Our aim was to test if machine learning algorithms can predict cancer mortality (CM) at an ecological level and use these results to identify statistically significant spatial clusters of excess cancer mortality (eCM). Age-standardized CM was extracted from the official databases of Brazil. Predictive features included sociodemographic and health coverage variables. Machine learning algorithms were selected and trained with 70% of the data, and the performance was tested with the remaining 30%. Clusters of eCM were identified using SatScan. Additionally, separate analyses were performed for the 10 most frequent cancer types. The gradient boosting trees algorithm presented the highest coefficient of determination ( = 0.66). For total cancer, all algorithms overlapped in the region of Bagé (27% eCM). For esophageal cancer, all algorithms overlapped in west Rio Grande do Sul (48%-96% eCM). The most significant cluster for stomach cancer was in Macapá (82% eCM). The most important variables were the percentage of the white population and residents with computers. We found consistent and well-defined geographic regions in Brazil with significantly higher than expected cancer mortality.
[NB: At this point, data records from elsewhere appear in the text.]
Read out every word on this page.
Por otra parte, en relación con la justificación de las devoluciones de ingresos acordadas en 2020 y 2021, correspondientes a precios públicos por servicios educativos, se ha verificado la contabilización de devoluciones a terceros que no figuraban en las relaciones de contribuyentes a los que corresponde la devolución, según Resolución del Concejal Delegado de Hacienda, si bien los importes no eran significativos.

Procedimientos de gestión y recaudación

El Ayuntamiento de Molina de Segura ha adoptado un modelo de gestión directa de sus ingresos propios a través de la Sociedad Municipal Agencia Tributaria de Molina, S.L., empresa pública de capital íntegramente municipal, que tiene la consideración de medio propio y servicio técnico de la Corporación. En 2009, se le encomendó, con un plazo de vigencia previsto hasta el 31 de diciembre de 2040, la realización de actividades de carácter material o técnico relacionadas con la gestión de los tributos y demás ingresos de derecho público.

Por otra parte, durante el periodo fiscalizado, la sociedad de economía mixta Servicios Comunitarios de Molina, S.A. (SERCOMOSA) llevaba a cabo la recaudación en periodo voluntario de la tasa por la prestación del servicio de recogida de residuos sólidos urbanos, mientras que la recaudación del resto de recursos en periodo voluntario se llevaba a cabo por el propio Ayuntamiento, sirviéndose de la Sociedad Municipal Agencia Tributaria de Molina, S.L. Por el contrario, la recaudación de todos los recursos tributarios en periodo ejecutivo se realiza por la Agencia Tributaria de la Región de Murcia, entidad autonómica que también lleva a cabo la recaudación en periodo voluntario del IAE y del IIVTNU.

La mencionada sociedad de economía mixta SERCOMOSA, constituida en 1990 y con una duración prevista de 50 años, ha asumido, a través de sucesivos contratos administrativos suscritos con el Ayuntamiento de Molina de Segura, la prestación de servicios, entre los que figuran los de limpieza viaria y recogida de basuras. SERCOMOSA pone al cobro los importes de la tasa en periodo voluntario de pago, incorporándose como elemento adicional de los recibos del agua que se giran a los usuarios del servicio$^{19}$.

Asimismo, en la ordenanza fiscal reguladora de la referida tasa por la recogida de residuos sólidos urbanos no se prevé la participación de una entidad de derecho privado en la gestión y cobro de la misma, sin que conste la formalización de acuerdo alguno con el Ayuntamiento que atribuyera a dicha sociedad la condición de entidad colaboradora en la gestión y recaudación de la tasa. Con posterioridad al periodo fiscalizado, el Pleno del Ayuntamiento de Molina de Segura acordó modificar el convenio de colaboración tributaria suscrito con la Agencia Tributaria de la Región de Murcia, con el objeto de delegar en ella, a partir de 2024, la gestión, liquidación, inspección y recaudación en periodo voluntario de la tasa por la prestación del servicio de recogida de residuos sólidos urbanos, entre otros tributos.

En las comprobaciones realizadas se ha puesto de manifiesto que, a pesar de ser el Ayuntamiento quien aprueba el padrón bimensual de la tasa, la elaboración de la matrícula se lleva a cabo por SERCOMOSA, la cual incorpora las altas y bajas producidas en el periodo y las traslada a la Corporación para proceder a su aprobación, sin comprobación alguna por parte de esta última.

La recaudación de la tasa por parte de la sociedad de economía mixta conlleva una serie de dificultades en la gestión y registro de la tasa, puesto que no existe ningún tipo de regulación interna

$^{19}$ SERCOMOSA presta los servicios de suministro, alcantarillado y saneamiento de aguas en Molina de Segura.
我们的目的是测试机器学习算法是否可以在生态水平上预测癌症死亡率(CM),并利用这些结果来识别癌症死亡率过高的具有统计学意义的空间聚类(eCM)。年龄标准化的 CM 是从巴西官方数据库中提取的。预测特征包括社会人口统计学和健康覆盖变量。使用 70%的数据选择和训练机器学习算法,并用剩余的 30%的数据测试性能。使用 SaTScan 识别 eCM 的聚类。此外,还针对最常见的 10 种癌症类型进行了单独分析。梯度提升树算法表现出最高的决定系数(R²=0.66)。对于所有癌症,所有算法在巴伊亚州(27%的 eCM)的地区重叠。对于食管癌,所有算法在南里奥格兰德州西部(48%-96%的 eCM)重叠。在马卡帕,胃癌的最重要聚类(82%的 eCM)。最重要的变量是白种人口比例和拥有计算机的居民比例。 我们在巴西发现了一致且明确的地理区域,这些区域的癌症死亡率明显高于预期。